Form 8928: Due Date & Penalties for Late Filing
When Form 8928 is due: If an employer, insurer or third-party administrator fails to comply with one of the ACA requirements listed above (e.g., the ACA market reforms), they are required to file Form 8928 on or before the date the entity’s federal income tax return is due.
Penalties for Late Filing of Form 8928: Three different types of payments may apply: Penalty for late payment of tax, penalty for late filing, and interest on late taxes and on penalties imposed for late filing.
- Penalty for late payment of taxes: Penalty of 1/2 of 1% of the unpaid tax for each month or part of a month the tax is not paid, up to a maximum of 25% of the unpaid tax. The penalty will not be imposed if you can show that the failure to pay on time was due to reasonable cause.

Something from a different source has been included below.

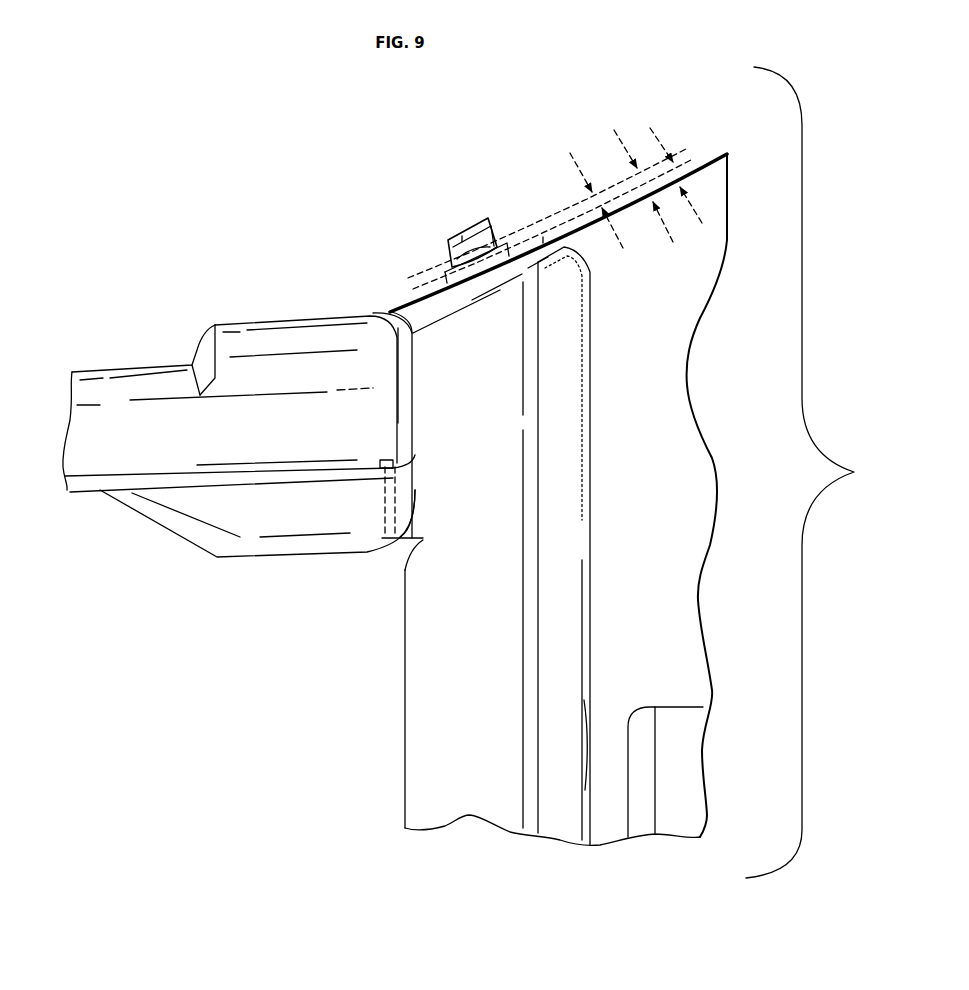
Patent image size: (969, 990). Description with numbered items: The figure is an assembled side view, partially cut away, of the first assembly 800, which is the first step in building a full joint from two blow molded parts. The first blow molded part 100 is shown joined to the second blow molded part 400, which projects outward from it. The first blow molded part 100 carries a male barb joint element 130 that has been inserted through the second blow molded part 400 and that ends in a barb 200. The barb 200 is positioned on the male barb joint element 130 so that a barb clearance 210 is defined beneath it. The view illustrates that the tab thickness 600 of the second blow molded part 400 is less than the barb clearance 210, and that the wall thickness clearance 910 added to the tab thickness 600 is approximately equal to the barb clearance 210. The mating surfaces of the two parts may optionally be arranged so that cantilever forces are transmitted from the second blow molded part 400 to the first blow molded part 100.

- Penalty for late filing of Form 8928: Penalty of 5% of the unpaid tax for each month or part of a month the return is late, up to a maximum of 25% of the unpaid tax. If filing is more than 60 days late, the minimum penalty is the smaller of the tax due or $100. The penalty will not be imposed if you can show that the failure to file on time was due to reasonable cause. Late filers must attach a statement to Form 8928 explaining the reasonable cause.
- Interest: Interest is charged on both taxes not paid by the due date even if an extension of time to file is granted, and on penalties imposed from the due date, including extensions, to the date of payment for failure to file. The interest rate is determined under Code § 6621.
Next Steps for Employers
- Employers who should talk with their legal counsel to discuss whether they should file Form 8928:
o Employers of any size who are still offering premium reimbursement accounts
o Small employers (under 50 full-time employees and full-time equivalents) who continued to offer premium reimbursement arrangements after June 30, 2015.
- Employers should also talk with their legal counsel if they are considering offering some type of new account that has a different name but in fact reimburses employees for individual health insurance premiums.
These March 4th Q&As are the fifth written guidance from the IRS on this topic, and it seems that the IRS is making a point to let employers know these arrangements are NOT permissible and will result in excise taxes on the employers who sponsor such arrangements.